Berikut ini adalah faktor utamanya:
Frekuensi Penggunaan dan Volume Pencetakan: Pencatatan-frekuensi tinggi (misalnya, beberapa kali sehari) atau pencetakan volume-tinggi mempercepat penipisan pita. Misalnya, di perusahaan dengan jumlah karyawan yang banyak dan pencatatan jam kerja yang sering, siklus penggantian pita dapat dipersingkat menjadi 1-3 bulan.
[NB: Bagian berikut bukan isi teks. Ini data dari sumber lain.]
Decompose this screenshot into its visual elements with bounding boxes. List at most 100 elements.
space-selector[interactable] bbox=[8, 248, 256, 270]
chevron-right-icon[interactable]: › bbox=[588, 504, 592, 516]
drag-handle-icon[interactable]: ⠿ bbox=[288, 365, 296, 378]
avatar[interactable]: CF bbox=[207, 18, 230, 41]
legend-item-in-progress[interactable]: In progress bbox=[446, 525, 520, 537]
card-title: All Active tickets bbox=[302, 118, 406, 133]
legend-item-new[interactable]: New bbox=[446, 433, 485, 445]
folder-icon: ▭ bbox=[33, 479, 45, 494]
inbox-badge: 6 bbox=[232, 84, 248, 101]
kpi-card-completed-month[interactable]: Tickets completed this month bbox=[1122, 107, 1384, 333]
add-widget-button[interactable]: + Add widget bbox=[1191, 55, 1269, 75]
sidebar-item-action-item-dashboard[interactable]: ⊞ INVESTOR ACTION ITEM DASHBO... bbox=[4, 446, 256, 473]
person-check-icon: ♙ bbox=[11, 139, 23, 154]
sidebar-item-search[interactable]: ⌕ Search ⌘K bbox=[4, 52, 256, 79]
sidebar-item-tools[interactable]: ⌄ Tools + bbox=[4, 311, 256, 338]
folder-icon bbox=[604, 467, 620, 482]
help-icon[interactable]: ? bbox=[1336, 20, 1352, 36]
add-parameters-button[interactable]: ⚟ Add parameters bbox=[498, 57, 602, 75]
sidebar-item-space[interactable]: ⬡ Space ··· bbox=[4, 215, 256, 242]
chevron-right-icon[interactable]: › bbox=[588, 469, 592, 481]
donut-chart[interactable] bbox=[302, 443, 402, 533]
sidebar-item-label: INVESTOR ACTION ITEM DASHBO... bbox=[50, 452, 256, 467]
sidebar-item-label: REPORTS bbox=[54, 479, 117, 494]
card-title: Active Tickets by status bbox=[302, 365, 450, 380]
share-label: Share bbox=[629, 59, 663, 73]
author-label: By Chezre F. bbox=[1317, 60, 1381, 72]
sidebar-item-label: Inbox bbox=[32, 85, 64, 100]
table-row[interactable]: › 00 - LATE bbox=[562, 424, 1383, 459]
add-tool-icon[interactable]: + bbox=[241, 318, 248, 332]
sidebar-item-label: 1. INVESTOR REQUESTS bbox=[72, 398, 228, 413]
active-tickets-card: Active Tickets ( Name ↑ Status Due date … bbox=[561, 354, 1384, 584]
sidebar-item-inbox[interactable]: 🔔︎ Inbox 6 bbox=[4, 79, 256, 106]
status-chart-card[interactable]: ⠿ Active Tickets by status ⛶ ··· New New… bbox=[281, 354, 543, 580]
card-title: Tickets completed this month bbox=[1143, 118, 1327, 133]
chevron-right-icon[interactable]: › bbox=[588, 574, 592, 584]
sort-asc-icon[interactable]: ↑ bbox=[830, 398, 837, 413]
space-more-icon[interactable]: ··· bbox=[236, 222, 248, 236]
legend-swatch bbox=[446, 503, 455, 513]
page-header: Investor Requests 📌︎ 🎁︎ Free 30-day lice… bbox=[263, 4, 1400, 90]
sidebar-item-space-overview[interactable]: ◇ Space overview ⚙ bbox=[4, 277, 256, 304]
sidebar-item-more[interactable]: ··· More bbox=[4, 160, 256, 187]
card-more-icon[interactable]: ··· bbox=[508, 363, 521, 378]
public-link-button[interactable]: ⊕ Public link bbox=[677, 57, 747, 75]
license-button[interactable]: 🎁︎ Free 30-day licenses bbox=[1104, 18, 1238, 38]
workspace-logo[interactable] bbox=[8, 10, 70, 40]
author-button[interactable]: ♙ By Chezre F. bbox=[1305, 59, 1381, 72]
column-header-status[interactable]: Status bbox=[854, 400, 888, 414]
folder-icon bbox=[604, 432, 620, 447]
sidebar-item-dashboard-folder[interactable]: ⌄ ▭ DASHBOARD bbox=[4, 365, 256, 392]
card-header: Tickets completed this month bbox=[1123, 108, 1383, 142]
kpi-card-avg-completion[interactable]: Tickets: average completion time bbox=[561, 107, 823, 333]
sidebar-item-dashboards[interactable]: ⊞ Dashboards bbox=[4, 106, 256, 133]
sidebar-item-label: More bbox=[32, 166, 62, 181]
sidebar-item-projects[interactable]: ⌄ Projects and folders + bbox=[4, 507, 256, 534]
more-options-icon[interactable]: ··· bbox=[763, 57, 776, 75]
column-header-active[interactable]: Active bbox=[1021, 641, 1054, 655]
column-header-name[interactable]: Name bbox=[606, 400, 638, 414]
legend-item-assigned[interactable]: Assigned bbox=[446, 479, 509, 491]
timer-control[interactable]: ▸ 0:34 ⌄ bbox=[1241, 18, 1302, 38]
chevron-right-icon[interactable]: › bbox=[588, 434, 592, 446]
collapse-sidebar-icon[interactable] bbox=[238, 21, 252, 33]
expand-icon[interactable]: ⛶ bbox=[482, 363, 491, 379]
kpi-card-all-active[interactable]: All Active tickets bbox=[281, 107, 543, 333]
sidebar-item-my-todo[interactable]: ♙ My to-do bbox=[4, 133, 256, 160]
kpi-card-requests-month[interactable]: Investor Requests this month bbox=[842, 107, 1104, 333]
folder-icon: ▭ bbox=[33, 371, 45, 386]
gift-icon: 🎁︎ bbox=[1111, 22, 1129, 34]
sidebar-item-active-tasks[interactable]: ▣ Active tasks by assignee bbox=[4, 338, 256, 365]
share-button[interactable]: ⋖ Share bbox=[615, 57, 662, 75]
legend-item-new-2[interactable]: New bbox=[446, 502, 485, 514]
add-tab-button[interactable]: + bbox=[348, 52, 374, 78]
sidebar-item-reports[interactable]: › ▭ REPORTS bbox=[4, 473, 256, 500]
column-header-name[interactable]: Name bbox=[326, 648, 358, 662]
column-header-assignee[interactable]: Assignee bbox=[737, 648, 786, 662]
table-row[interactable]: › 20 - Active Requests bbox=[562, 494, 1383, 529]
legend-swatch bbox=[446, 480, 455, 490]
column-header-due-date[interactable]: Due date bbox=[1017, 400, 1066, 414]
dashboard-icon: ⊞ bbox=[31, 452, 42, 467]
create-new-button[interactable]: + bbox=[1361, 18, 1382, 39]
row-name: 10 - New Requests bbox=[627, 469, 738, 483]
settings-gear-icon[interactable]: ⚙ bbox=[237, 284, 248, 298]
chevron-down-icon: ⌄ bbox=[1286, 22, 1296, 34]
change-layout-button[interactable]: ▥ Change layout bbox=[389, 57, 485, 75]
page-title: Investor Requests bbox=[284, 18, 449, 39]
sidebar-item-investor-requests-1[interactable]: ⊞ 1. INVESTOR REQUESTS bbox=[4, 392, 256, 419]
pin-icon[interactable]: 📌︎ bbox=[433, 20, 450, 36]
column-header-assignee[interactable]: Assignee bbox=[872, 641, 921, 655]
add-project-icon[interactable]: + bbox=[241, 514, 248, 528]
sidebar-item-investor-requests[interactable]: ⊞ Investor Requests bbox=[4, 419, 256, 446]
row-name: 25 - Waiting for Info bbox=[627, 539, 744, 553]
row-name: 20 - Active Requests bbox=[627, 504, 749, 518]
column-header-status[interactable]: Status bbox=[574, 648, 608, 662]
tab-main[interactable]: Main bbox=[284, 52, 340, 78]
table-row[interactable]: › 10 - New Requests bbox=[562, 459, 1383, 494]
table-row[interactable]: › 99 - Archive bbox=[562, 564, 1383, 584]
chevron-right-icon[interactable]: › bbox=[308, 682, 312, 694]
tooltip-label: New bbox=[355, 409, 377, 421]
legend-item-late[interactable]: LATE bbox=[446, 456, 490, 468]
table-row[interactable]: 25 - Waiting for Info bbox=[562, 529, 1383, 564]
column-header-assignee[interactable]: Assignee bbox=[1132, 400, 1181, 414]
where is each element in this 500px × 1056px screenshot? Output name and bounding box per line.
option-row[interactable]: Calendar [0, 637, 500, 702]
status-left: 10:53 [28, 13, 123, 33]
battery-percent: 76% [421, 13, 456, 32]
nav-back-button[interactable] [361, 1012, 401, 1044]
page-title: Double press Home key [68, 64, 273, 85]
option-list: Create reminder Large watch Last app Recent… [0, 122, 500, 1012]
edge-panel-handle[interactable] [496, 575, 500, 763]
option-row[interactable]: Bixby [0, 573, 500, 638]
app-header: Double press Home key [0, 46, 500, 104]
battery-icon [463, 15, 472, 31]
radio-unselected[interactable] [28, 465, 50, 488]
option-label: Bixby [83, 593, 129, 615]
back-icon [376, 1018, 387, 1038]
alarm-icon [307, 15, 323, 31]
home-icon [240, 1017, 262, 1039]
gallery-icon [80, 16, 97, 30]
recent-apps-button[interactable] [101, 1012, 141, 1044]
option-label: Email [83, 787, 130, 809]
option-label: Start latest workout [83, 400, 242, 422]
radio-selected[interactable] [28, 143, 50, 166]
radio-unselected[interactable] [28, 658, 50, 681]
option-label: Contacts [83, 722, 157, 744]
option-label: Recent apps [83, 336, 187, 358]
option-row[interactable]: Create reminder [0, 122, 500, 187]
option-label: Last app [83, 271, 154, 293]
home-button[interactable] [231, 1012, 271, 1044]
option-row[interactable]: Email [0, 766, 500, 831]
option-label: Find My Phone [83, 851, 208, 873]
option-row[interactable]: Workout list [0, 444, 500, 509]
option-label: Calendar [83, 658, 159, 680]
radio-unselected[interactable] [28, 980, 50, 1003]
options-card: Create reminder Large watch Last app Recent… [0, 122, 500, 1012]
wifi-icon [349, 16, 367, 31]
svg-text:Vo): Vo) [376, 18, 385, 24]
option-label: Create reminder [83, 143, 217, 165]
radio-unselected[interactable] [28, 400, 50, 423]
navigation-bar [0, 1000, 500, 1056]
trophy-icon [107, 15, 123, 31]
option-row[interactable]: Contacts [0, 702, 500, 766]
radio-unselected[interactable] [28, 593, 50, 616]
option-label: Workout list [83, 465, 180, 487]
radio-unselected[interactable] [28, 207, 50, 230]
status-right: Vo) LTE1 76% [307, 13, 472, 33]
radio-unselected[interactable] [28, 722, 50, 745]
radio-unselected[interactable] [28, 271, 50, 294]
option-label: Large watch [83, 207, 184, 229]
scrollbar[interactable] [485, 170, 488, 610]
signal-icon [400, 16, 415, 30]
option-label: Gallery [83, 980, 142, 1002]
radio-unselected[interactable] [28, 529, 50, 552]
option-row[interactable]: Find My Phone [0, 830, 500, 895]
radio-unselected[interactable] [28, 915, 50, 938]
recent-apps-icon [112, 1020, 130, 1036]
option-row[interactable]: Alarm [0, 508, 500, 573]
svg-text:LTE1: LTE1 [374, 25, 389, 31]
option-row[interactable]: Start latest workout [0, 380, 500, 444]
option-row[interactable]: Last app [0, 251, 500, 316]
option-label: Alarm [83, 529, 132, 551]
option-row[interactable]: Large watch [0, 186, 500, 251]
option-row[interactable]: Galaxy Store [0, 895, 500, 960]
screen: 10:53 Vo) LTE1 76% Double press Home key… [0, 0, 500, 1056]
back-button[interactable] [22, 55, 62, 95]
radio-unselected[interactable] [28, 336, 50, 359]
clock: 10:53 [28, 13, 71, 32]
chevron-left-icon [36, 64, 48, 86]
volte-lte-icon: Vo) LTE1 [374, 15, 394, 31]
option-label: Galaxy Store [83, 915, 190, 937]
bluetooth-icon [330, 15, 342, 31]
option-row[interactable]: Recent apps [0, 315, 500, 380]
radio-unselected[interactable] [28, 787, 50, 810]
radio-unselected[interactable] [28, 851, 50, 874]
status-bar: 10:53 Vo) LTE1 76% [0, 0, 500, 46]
Sebaliknya, dalam skenario penggunaan rendah, hal ini dapat diperpanjang hingga lebih dari enam bulan.
1-Kualitas Pita: Pita berkualitas-tinggi menggunakan bahan dasar yang tahan lama dan sangat elastis, sehingga mengurangi masalah seperti bulu halus dan patah, sehingga memperpanjang masa pakainya. Pita berkualitas rendah dapat dengan mudah menyumbat kepala cetak dan perlu sering diganti.
2-Lingkungan dan Pemeliharaan: Kondisi penyimpanan (seperti kelembapan, suhu tinggi, atau sinar matahari langsung) dapat menurunkan kinerja pita. Pembersihan peralatan secara teratur juga secara tidak langsung dapat memperpanjang umur pita.
3- Metode Praktis untuk Menentukan Waktu Penggantian
Karena umurnya tidak tetap, maka harus dinilai dengan menggunakan metode berikut:
1) Penurunan Kualitas Cetak: Jika jam waktu menjadi buram, pudar, atau hilang, ini menandakan pita telah kehabisan tinta dan memerlukan penggantian segera.
2) Inspeksi Reguler: Disarankan untuk memeriksa pita setiap bulan, atau setiap dua minggu dalam-skenario penggunaan tinggi. Jika pitanya kabur, rusak, atau konektornya mengeras, pita tersebut harus segera diganti.
3) Peringatan Perangkat: Beberapa model mesin absensi (seperti seri Komi ET) akan membunyikan alarm atau menampilkan kode kesalahan saat pita habis. Silakan ikuti instruksi di manual.